EPS
← All batches·2605.07040

Cognitive Agent Compilation for Explicit Problem Solver Modeling

topic: general_aitop score: 100released: 2026-05-12first surfaced: 2026-05-11arXivPDFlinked_to_resultsnew_research2026-05-112026-05-12

Authors: Hyeongdon Moon, Carolyn Ros'e, John Stamper

arXiv · PDF

Summary

The authors propose Cognitive Agent Compilation (CAC), a framework inspired by cognitive architectures that uses a strong "teacher" LLM to compile problem-solving knowledge into an explicit, inspectable "target agent." CAC separates (i) knowledge representation, (ii) problem-solving policy, and (iii) verification/update rules, making the agent's knowledge state and decisions transparent and editable—useful in educational settings where educators want to know what the system assumes the learner knows. They present an early proof-of-concept with small language models, surfacing design trade-offs between explicit control and scalable generalization, and position CAC as a step toward bounded-knowledge AI for education.

Main takeaways:

  • CAC compiles problem-solving knowledge from a strong teacher LLM into an explicit, inspectable target agent with separated knowledge, policy, and update rules.
  • Goal is to make AI tutors' knowledge states transparent and editable for educators and learners.
  • Early proof-of-concept with small LMs highlights trade-offs between explicit control (inspectability, editability) and scalable generalization.
  • Inspired by cognitive architectures that use symbolic, inspectable knowledge representations.
  • Positions CAC as a building block for bounded-knowledge AI in educational applications.

Relevance

Potentially relevant to my persona installation work. CAC's goal of compiling a bounded, inspectable knowledge/behavior state into a smaller agent echoes the question of how to install a specific persona—could fine-tuning be viewed as "compiling" a persona from a teacher model into a target model with explicit, verifiable traits?

Abstract

arXiv:2605.07040v1 Announce Type: new Abstract: Large language models (LLMs) are widely used for tutoring, feedback generation, and content creation, but their broad pretraining makes them hard to constrain and poor substitutes for controllable learners.
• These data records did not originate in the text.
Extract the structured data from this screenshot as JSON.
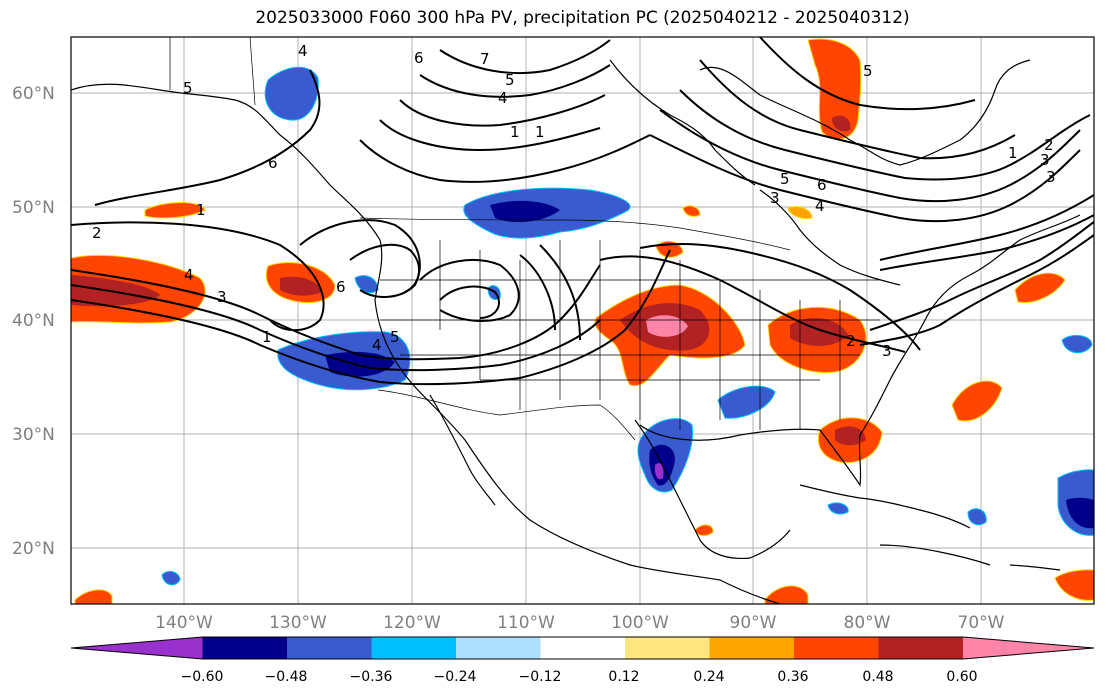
{
  "title": "2025033000 F060 300 hPa PV, precipitation PC (2025040212 - 2025040312)",
  "lat_labels": [
    "60°N",
    "50°N",
    "40°N",
    "30°N",
    "20°N"
  ],
  "lon_labels": [
    "140°W",
    "130°W",
    "120°W",
    "110°W",
    "100°W",
    "90°W",
    "80°W",
    "70°W"
  ],
  "colorbar": {
    "ticks": [
      "−0.60",
      "−0.48",
      "−0.36",
      "−0.24",
      "−0.12",
      "0.12",
      "0.24",
      "0.36",
      "0.48",
      "0.60"
    ],
    "colors": [
      "#9932cc",
      "#00008b",
      "#3a5bcf",
      "#00bfff",
      "#b0e0ff",
      "#ffffff",
      "#ffe680",
      "#ffa500",
      "#ff4500",
      "#b22222",
      "#ff85a8"
    ]
  },
  "contour_labels": [
    "1",
    "2",
    "3",
    "4",
    "5",
    "6",
    "7",
    "1",
    "1",
    "4",
    "5",
    "6",
    "3",
    "4",
    "5",
    "6",
    "1",
    "2",
    "3",
    "4",
    "5",
    "1",
    "3",
    "4",
    "5",
    "6",
    "2",
    "3"
  ]
}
Educational systems often require inspectable and editable knowledge states: educators want to know what a system assumes the learner knows, and learners benefit when the system can justify actions in terms of explicit skills, misconceptions, and strategies. Inspired by cognitive architectures, we propose Cognitive Agent Compilation (CAC), a framework that uses a strong teacher LLM to compile problem-solving knowledge into an explicit target agent. CAC separates (i) knowledge representation, (ii) problem-solving policy, and (iii) verification and update rules, with the goal of making bounded problem solving more inspectable and editable in educational settings. We present an early proof of concept implemented with Small Language Models that surfaces key design trade-offs, particularly between explicit control and scalable generalization, and positions CAC as an initial step toward bounded-knowledge AI for educational applications.